Knowing this stage so well, he has created an economical setting (basically two flats, one side of which represents the scary forest, the other the coppery grandeur of Ancient Egypt) upon which his witty, occasionally Monty Pythonesque production unfolds. Again typical of Barry, movement is smooth and to the point, and these young performers have been well coached in such details, and their spoken delivery of the English dialogue (the musical numbers are sung in Mozart's German) is engaging and well-timed -- and for many of the soloists this is not their native tongue.
Christopher Bucknall conducts a neat little orchestra, though ensemble between the cramped pit and stage is not always perfect (perhaps a baton would help, however personally uncongenial), and his tempi are always judiciously chosen.
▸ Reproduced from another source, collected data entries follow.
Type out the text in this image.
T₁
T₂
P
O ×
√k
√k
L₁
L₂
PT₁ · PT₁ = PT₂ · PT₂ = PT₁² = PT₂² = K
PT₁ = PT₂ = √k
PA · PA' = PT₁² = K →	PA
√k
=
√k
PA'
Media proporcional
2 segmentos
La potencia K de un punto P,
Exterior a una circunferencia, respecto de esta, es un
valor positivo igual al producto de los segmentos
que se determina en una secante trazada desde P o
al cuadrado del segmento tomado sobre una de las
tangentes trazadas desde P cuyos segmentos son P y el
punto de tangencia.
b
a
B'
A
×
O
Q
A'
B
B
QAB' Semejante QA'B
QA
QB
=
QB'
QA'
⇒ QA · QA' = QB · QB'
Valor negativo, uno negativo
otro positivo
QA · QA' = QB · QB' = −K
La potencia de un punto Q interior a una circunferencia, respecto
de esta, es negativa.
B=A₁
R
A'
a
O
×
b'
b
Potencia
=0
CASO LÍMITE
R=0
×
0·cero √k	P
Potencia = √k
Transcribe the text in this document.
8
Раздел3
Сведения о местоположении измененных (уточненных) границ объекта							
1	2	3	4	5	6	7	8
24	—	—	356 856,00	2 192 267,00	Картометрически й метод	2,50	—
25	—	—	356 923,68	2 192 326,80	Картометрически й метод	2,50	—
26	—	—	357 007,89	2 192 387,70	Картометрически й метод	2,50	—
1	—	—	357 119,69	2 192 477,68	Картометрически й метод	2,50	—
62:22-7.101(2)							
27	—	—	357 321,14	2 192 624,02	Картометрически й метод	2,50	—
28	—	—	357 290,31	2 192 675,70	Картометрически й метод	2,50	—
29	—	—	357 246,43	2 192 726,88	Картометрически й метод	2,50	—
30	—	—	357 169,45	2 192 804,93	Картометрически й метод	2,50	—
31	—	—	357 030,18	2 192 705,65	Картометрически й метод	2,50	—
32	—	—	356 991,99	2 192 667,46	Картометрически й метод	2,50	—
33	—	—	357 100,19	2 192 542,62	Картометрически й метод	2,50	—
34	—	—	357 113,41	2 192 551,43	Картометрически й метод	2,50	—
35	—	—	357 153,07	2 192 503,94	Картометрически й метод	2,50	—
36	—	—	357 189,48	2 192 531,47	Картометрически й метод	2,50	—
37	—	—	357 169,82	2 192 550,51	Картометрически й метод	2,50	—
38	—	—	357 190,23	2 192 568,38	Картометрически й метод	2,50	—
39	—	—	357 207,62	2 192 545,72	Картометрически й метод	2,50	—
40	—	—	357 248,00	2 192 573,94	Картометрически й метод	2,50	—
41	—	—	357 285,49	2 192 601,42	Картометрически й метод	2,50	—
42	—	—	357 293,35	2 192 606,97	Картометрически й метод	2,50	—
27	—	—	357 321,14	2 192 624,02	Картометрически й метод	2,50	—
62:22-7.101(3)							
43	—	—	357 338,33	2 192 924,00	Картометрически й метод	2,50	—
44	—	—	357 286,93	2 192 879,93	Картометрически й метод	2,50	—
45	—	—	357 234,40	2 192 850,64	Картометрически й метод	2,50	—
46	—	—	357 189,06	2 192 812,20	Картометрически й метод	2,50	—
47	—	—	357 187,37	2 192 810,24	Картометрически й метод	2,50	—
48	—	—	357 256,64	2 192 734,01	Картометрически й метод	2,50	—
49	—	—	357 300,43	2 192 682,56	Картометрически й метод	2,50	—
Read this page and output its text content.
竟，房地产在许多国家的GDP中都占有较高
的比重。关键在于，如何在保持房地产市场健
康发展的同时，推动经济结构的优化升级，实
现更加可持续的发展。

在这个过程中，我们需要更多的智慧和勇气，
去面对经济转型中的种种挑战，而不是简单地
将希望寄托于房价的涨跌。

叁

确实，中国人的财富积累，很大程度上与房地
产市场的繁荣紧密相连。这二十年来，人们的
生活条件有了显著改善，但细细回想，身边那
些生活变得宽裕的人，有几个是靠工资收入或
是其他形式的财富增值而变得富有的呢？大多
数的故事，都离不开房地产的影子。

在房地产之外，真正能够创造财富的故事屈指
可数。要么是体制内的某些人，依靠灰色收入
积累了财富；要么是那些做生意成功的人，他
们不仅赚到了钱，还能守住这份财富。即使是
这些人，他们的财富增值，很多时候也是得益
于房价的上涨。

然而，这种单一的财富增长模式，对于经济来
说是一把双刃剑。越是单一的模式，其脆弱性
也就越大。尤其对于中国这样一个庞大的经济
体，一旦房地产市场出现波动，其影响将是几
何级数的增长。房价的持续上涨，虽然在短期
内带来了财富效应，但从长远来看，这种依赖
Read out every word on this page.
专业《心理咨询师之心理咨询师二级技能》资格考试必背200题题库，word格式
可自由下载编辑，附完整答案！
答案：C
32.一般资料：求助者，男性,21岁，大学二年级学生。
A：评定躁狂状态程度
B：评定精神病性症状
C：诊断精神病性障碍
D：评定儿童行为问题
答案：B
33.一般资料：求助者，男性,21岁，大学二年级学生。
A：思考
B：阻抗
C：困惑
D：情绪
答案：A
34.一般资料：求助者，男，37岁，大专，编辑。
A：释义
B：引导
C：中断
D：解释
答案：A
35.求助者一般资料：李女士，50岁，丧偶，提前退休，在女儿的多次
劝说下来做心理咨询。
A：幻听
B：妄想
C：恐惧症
The show is double-cast. There were no weaknesses in the troupe I heard, and some outstanding successes. Jack Dolan's Tamino was tireless and ardent, Ivonne Porras Ocampo's Pamina was both charming and vulnerable, Andrei Kuschinsky's Papageno was a comic delight, and Jack Whiting made a pantomimic Richard III of Monostatos, here a hunchback (though is that less politically incorrect than the customary blacking-up?).
And Lixin Liu's Queen of the Night was simply stellar, coloratura bubbling, her soarings into the stratosphere fearless and imperious, matching her stage persona.
Just one quibble. Amateurs aspiring to professional standards should respect the audience. An unexplained 10-minute delay to the starting-time left many of us, lifetime supporters of the Conservatoire, tut-tutting.